Entre los conceptos de «perfectibilidad» y de «necesidad» hay una relación de oposición en el siguiente sentido, a saber: mientras que una definición necesaria es inmodificable y esencial, y las relaciones que establece son rígidas, idénticas y eternas (así, la definición de triángulo, verbigracia), la narración perfectible muestra una realidad determinada del contenido que identifica; su contenido es, o puede ser, modificado en virtud del sentido que se tome, es contingente y mutable, siempre puede refinarse y sofisticarse.
En el primer caso, la certidumbre que proporciona el conocimiento es absoluta, en el segundo caso tan solo probable.
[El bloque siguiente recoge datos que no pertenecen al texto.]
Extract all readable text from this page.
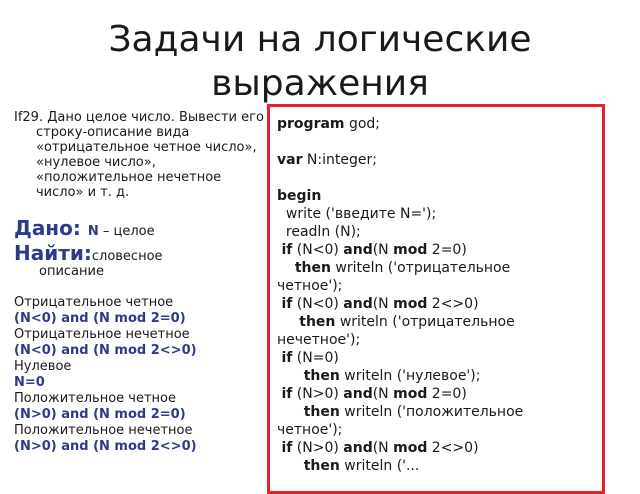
Задачи на логические
выражения
If29. Дано целое число. Вывести его строку-описание вида «отрицательное четное число», «нулевое число», «положительное нечетное число» и т. д.
Дано: N – целое
Найти:словесное
описание
Отрицательное четное
(N<0) and (N mod 2=0)
Отрицательное нечетное
(N<0) and (N mod 2<>0)
Нулевое
N=0
Положительное четное
(N>0) and (N mod 2=0)
Положительное нечетное
(N>0) and (N mod 2<>0)
program god;
var N:integer;
begin
write ('введите N=');
readln (N);
if (N<0) and(N mod 2=0)
then writeln ('отрицательное
четное');
if (N<0) and(N mod 2<>0)
then writeln ('отрицательное
нечетное');
if (N=0)
then writeln ('нулевое');
if (N>0) and(N mod 2=0)
then writeln ('положительное
четное');
if (N>0) and(N mod 2<>0)
then writeln ('...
En lo necesario, estamos en el ámbito apriórico de las ciencias positivas, en el segundo en la dimensión del mundo vital y su conocimiento es empírico. En el caso de lo necesario estamos en el dominio de la unidad, en el de la perfectibilidad, de lo múltiple. La definición necesaria es estática e inconmovible, la narración perfectible dinámica y susceptible de mejoras.
Así pues, la salvaje e indomada condición del mundo fue debelada, domeñada y domesticada por las ciencias. Ahora bien, la cosmovisión que proponen las ciencias no es originaria, está mediada por el conocimiento necesario y tecnificante. Ha sido la progresiva saturación de cientificismo perpetrada por la tecnificación del mundo de la vida, que ha ido imponiendo, paulatinamente, una reducción del campo semántico-comprensivo de la existencia y, consecuentemente, ha establecido como hegemónica y cierta su cosmovisión, haciendo que la plurivocidad axiológica de las personas se fueran amoldando y plegando a los designios universalistas de las ciencias, y eliminando matices, relieves y contenidos primordiales, sin los cuales difícilmente nos reuniríamos en zonas de encuentro y consenso libre y voluntario desde la pluralidad y la diversidad.
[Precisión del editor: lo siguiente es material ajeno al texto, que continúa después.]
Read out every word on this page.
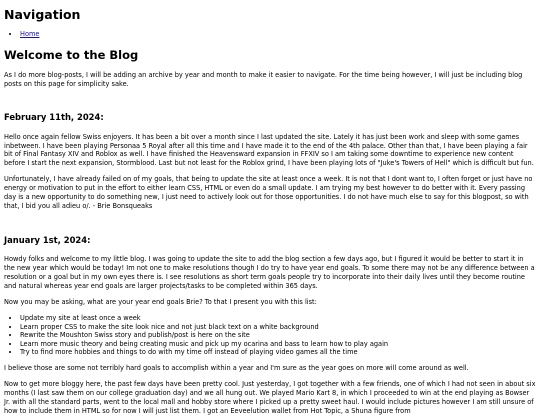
Navigation
• Home
Welcome to the Blog

As I do more blog-posts, I will be adding an archive by year and month to make it easier to navigate. For the time being however, I will just be including blog posts on this page for simplicity sake.

February 11th, 2024:

Hello once again fellow Swiss enjoyers. It has been a bit over a month since I last updated the site. Lately it has just been work and sleep with some games inbetween. I have been playing Personaa 5 Royal after all this time and I have made it to the end of the 4th palace. Other than that, I have been playing a fair bit of Final Fantasy XIV and Roblox as well. I have finished the Heavensward expansion in FFXIV so I am taking some downtime to experience new content before I start the next expansion, Stormblood. Last but not least for the Roblox grind, I have been playing lots of "Juke's Towers of Hell" which is difficult but fun.

Unfortunately, I have already failed on of my goals, that being to update the site at least once a week. It is not that I dont want to, I often forget or just have no energy or motivation to put in the effort to either learn CSS, HTML or even do a small update. I am trying my best however to do better with it. Every passing day is a new opportunity to do something new, I just need to actively look out for those opportunities. I do not have much else to say for this blogpost, so with that, I bid you all adieu o/. - Brie Bonsqueaks

January 1st, 2024:

Howdy folks and welcome to my little blog. I was going to update the site to add the blog section a few days ago, but I figured it would be better to start it in the new year which would be today! Im not one to make resolutions though I do try to have year end goals. To some there may not be any difference between a resolution or a goal but in my own eyes there is. I see resolutions as short term goals people try to incorporate into their daily lives until they become routine and natural whereas year end goals are larger projects/tasks to be completed within 365 days.

Now you may be asking, what are your year end goals Brie? To that I present you with this list:

• Update my site at least once a week
• Learn proper CSS to make the site look nice and not just black text on a white background
• Rewrite the Moushton Swiss story and publish/post is here on the site
• Learn more music theory and being creating music and pick up my ocarina and bass to learn how to play again
• Try to find more hobbies and things to do with my time off instead of playing video games all the time

I believe those are some not terribly hard goals to accomplish within a year and I'm sure as the year goes on more will come around as well.

Now to get more bloggy here, the past few days have been pretty cool. Just yesterday, I got together with a few friends, one of which I had not seen in about six months (I last saw them on our college graduation day) and we all hung out. We played Mario Kart 8, in which I proceeded to win at the end playing as Bowser Jr. with all the standard parts, went to the local mall and hobby store where I picked up a pretty sweet haul. I would include pictures however I am still unsure of how to include them in HTML so for now I will just list them. I got an Eeveelution wallet from Hot Topic, a Shuna figure from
El anhelo cientificista de unificación objetiva de la realidad natural no para ahí, y se extiende al mundo humano pretendiendo homogeneizar y uniformar la manera de experienciar la vida. Lo que en un principio se origina para dotar a las personas de seguridad, confort y certidumbre… con el paso del tiempo se erige en dominio del hombre por el hombre, transformando su percepción existencial, sus sensaciones, emociones y sentimientos. Las ciencias, de instrumento al servicio del ser humano, se convierten en tiranos y detentadores de una verdad tóxica y nefasta que esquilma toda diferencia, que borra y anula toda excentricidad, todo arrabal del pensamiento.
No denunciamos los magníficos y formidables logros de las ciencias positivas. Lo que se critica es la pretensión filosófica de hacer de la filosofía trasunto más o menos real del proceder científico, travestirla de un saber categórico y atemporal fundiendo ámbitos de la realidad y parcelas del conocimiento en principio independientes. Además, la pretensión científicista de reducir a una única visión y verdad válida la plétora de lo real, resulta poco racional y poco razonable.
Es el gran anhelo de pontificar con contenidos indubitables, ganarse el prestigio adquirido por las distintas ciencias positivas, y un complejo de inferioridad al ver cómo estas aceleraban su marcha y adelantaban al saber filosófico… lo que hace que la actitud de la filosofía se haya torcido y se haya optado por pervertir sus contenidos y principios hasta identificarlos con los de las ciencias.
Por ello, nuestra propuesta filosófica se basa en insuflar vida y movimiento al ser, devenirlo relación perfectible y vivencia; romper con el concepto esencialista de lo necesario aplicado a lo humano, devolver a la base vital el pensar y la razón, y subordinarlos a la existencia… el brotar espontáneo del pensamiento que se incardina en la fluencia, como un manantial que derramara sus aguas por las laderas del valle, fertilizando, nutriendo, refrescando y satisfaciendo así el proceder filosófico.